With these new definitions and tools, we are likely to see an overhaul of our previous system of sepsis monitoring in our respective healthcare institutions. It may mean new forms that reflect these new definitions to fill out for sepsis screening. Feel free to express your thoughts.
References:
- Assessment of Clinical Criteria for Sepsis
- 2001 SCCM/ESICM/ACCP/ATS/SIS International Sepsis Definitions Conference
- The Third International Consensus Definitions for Sepsis and Septic Shock (Sepsis-3)
You have to really watch for patients like me :-/ Because I'm a nurse, and hard headed, I almost died from septic shock, because I walked around for days being "ok." I had my appendix out and started feeling crummy again a few days later. Had seen the surgeon post-op days 2 and 9. On the 10th day I drug myself out of bed, drove an hour and a half to a teaching facility for a FHM class that I needed. I didn't make it all the way through the class. They hauled me down the hall to the ER where I was on my way to meet my maker! The doctor referred to me as an exotic bird. No matter how sick they get, they will fight to stay alert and "healthy" so they don't get eaten by predators. (Survival instincts.) (Or stubborn nurse syndrome.) What brought me around coherent enough to talk to my caregivers, was the excruciating pain the blood pressure cuff caused! It felt like every bone in my entire arm was being crushed.
Everyone's coming in with "sepsis" these days . Pt tachy 114, SBP 88 sepsis. Early recognition most definitely saves lives, but often times formulas and protocols remove common sense and actually looking at the patient at bedside. I wise healthcare provider knows when to use formulas / protocols and when not to. Recently heard a study quoted that looked at ACS EBP. They looked at the definitive study for things live heparin or aspirin admin in ACS and the average length of time is took from the publication of the study to implementation by 75 and 90 % of hospitals and for guidelines to be published. This is staggering but it took and average of 16 years from the time of the definitive publication to implementation.
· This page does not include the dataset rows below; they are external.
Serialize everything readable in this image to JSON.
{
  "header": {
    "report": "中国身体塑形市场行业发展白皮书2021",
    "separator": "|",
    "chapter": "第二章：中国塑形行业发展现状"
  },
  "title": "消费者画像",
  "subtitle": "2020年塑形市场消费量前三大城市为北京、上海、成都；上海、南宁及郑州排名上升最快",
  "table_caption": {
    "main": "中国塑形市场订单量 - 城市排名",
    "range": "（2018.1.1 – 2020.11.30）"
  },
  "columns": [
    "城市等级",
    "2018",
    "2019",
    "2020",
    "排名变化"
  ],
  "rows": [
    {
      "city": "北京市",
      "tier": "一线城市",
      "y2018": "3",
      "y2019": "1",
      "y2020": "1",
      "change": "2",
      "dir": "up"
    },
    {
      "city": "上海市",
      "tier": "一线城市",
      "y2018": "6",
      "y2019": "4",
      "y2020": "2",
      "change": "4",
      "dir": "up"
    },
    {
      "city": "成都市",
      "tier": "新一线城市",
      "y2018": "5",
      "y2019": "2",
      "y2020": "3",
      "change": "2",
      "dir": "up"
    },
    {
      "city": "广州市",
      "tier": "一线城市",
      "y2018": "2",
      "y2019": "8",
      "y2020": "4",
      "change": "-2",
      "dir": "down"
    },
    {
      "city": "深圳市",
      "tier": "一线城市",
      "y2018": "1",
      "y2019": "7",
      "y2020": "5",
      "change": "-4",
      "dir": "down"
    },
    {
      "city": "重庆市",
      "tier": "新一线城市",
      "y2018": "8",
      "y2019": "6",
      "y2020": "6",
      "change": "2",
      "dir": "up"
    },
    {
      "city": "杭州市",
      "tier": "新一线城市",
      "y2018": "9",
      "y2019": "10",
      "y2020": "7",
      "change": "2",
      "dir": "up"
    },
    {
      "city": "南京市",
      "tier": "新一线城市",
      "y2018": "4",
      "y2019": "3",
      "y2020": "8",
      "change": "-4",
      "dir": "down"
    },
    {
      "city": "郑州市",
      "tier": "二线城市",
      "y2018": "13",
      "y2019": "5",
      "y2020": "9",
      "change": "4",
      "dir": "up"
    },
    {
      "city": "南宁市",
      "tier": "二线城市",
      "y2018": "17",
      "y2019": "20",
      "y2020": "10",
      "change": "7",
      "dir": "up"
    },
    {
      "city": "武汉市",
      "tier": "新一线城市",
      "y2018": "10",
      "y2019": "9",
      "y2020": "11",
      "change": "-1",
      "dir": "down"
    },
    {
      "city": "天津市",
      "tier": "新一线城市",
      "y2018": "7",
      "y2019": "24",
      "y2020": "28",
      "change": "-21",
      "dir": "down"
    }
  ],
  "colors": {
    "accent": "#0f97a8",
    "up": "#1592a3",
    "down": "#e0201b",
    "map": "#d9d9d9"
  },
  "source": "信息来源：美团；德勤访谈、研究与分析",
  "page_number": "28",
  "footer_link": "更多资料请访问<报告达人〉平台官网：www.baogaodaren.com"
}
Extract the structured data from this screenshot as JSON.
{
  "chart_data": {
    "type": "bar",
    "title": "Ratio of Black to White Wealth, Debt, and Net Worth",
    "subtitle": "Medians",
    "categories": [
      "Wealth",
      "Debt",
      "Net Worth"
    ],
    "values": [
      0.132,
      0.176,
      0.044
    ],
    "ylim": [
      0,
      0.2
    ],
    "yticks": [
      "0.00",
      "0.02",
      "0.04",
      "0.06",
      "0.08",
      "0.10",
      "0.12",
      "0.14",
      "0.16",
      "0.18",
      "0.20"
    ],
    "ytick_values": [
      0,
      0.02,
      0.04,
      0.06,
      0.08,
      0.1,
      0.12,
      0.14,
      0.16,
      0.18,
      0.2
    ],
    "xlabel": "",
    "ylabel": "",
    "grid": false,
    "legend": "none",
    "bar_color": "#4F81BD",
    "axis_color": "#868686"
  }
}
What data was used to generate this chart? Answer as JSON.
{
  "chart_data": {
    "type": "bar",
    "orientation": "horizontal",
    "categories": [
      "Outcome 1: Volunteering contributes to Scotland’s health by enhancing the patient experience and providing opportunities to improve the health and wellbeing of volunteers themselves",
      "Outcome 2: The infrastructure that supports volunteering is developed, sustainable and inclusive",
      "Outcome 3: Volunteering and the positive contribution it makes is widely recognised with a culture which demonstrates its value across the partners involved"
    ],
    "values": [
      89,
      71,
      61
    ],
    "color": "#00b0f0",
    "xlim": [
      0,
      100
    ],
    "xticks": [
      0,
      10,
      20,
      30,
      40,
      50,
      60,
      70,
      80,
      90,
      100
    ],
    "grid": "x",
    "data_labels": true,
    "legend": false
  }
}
That gap is too big and I'm afraid many of our protocols fall into things like that "well this is the protocol, this is how we do it here". BUT WHY?
Corey Narry, MSN, RN, NP
8 Articles; 4,476 Posts
That's great question. I hope others can share what their individual facilities are doing. As it is, most EMR systems (such as Epic) still trigger sepsis alerts based on SIRS criteria. I have not been "in the know" regarding the transition in terms of EMR systems but I'm sure there are requests by clinicians to upgrade based on these new recommendations. I would say though that existing quality measures (such as cultures drawn and antibiotics started within the hour of identification) will remain the same.